In Belfast, the theme of this year’s Open House programme is architecture and engineering.

In this year’s open house five architects  choose the buildings that have had the biggest public impact.

Architect: John McLaughlin
Busáras, Dublin

Completed in 1953, Busáras embodies the optimism of a newly-independent democracy where public transport for ordinary people was given the care and considerate design previously reserved for the elite. It stands today as an example of what can be achieved even in lean times where there is a will to make an equal society.

Architect, Kevin Roche and engineer Ove Arup introduced the concrete cantilever in the wavy roof that extends over the bus boarding areas. John McLaughlin and Gary A Boyd chose it as one of the 10 buildings that defined modern Ireland for the Irish pavilion at the Venice Architecture Biennale in 2014.

Architect: Grainne Shaffrey, Shaffrey Associates Architects
The civic building programme from 1990s to early 2000s

Grainne is interested in new buildings and old buildings. Grainne Shaffrey was responsible for the restoration of the Georgian stables at Merrion Mews, 63 Fitzwilliam Lane, rear of the Royal Society of Antiquaries, 63 Merrion Square, Dublin 2. The Irish Landmark Trust property is open on October 15th, 11am-5pm.
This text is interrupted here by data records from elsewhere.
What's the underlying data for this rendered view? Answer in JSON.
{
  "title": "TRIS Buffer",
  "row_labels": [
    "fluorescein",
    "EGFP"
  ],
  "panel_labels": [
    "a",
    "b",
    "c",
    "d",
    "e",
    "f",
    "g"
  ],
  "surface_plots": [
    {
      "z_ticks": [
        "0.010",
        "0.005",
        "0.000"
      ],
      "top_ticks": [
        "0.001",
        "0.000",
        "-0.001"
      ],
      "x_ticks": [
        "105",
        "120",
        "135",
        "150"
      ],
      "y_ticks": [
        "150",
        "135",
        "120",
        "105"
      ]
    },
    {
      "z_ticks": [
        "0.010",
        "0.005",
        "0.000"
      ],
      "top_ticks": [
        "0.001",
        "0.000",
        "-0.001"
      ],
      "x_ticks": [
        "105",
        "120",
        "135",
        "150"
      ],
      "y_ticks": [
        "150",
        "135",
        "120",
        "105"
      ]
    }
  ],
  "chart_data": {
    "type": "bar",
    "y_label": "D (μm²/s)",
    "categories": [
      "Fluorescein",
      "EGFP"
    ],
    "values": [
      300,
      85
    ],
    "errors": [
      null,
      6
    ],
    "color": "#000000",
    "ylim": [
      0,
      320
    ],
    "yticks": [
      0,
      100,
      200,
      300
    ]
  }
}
Architect: Peter Carroll, A2 Architects
Shannon Airport, Limerick

A2 Architects will give tours of the Dún Laoghaire Baths site which is to be refurbished for artists’ studio space, an art gallery, a café and public toilets. October 15th (tickets by lottery on A2 Architects will also have open viewings of 23 Leinster Road, Rathmines, Dublin 6, a terraced Georgian house converted into a duplex apartment in the basement and hall level, a one-bedroom apartment on the first floor, and a two-bedroom apartment on the second floor.

Architect: Valerie Mulvin, McCullough Mulvin Architects
Temple Bar, Dublin

Valerie is  very interested in the re-evaluation of historic buildings in Dublin city centre is as important for how we work and live in cities. The development of Temple Bar as a cultural quarter instead of being demolished for a bus station began the whole debate about how to re-use old buildings as apartment complexes, recording studios, shops and art galleries in a living city.

This re-use of historic buildings was also happening across Europe, from where many of the architects who worked on Temple Bar returned.All the squares in the Temple Bar Framework Plan were made out of existing derelict sites – Temple Bar Square for instance has had a big public impact as a new public space for Dublin. It is used now as a gathering point and has enlivened the area especially with the second-hand book fair at weekends. While perhaps too many bar licenses were issued contributing to some loss of quality, more structured management could resolve this – with the central concept of a living city remaining strong.

Architect: Tom Maher, Architects TM
Fruit and vegetable market, Dublin

Kearney House, 6 Athlumney Villas, Dublin 6 is an extraordinary private house, designed by Tom Maher. The exterior materials – limestone, glass and copper form curves and angles which are carried inside to open-plan flexible spaces.